L'activité de caricaturiste de H.-P. Gassier coïncide, paradoxalement, avec la perte de l'influence de la caricature dans la presse du xxe siècle. Bien qu'il ait commencé sa carrière de dessinateur à l'Humanité alors que Jean Jaurès en était encore le directeur, son talent ne trouve vraiment l'occasion de s'épanouir qu'après le conflit de 1914-1918. Or c'est précisément à cette époque que la caricature cesse d'exercer une action politique efficace. Jusque-là, elle menait une existence presque autonome. Certains journaux n'avaient pour raison d'être que le portrait-charge ou la caricature de mœurs. La presse du xixe siècle poursuivait, avec des moyens accrus, l'œuvre des colporteurs d'estampes et des publications du xviiie siècle. Or c'est la presse écrite qui, à partir de 1918, supplante définitivement l'image — celle-ci ne conservant qu'un rôle accessoire. Et c'est Gassier qui, d'une certaine manière, crée le style de la nouvelle caricature, diminuée dans ses prérogatives — style qui influencera d'autres dessinateurs dont le plus célèbre est sans conteste Sennep.
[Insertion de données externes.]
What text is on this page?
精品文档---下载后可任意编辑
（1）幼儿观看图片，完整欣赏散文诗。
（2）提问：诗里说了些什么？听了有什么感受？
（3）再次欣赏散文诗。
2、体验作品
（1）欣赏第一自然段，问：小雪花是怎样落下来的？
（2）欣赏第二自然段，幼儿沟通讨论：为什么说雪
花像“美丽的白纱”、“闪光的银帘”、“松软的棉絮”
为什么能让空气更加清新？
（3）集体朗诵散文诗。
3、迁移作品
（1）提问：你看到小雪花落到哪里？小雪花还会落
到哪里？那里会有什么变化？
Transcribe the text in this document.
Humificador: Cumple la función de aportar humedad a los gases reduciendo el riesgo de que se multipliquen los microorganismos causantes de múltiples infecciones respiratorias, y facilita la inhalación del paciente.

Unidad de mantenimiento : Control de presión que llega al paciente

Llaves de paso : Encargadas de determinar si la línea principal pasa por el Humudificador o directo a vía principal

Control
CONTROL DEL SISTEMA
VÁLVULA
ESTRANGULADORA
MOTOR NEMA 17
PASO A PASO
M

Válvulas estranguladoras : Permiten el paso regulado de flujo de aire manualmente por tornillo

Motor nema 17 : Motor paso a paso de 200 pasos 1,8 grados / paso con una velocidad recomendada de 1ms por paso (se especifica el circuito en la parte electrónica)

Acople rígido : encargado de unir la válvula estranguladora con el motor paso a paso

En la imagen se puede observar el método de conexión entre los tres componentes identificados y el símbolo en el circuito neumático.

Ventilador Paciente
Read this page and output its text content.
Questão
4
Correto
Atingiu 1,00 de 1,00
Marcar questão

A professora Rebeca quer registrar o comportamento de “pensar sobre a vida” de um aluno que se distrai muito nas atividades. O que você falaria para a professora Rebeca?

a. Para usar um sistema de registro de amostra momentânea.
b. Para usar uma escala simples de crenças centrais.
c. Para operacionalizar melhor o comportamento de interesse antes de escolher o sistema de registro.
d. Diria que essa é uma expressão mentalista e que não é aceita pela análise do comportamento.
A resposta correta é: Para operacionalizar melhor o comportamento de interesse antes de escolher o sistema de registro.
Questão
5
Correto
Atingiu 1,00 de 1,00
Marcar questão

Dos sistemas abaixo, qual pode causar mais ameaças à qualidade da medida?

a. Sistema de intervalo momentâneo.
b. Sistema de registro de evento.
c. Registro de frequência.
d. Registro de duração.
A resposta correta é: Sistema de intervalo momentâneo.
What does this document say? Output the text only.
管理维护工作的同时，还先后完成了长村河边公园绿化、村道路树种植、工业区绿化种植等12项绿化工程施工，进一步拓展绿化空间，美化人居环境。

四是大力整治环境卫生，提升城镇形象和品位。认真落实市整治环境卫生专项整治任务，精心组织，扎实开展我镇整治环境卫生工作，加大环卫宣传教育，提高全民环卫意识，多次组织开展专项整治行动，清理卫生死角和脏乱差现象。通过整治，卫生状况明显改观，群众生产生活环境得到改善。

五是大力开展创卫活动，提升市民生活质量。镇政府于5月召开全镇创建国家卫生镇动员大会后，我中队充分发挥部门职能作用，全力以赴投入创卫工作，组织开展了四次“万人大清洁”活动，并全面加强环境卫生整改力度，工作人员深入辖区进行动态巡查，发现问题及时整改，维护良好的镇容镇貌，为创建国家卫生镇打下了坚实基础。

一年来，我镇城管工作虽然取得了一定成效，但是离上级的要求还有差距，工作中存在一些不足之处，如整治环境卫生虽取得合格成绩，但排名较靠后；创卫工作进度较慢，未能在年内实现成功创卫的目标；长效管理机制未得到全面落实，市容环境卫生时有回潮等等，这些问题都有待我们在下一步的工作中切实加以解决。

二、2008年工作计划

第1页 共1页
C'est surtout au Canard enchaîné, à l'Humanité (jusqu'en 1924, date de l'élimination des éléments « trotskistes »), au Populaire et à l'Œuvre que Gassier confie ses dessins. Le premier de ces organes crée dans la presse un esprit particulier : il accuse, par ses révélations, la contradiction qui existe entre la représentation que les personnalités publiques et les institutions donnent de leurs actes et les motivations parfois inavouables qui les guident. Le dessin de Gassier s'inscrit dans ce contexte. Par rapport aux caricaturistes qui l'ont précédé, sa manière se distingue par la perte de la dimension tragique, voire épique, de l'événement. Cette perte de dimension est évidemment en partie liée à la place limitée réservée à l'image ; elle tient également aux affrontements moins violents, moins fréquents entre les forces politiques (la IIIe République paraît bien assise, tout au moins jusqu'en février 1934).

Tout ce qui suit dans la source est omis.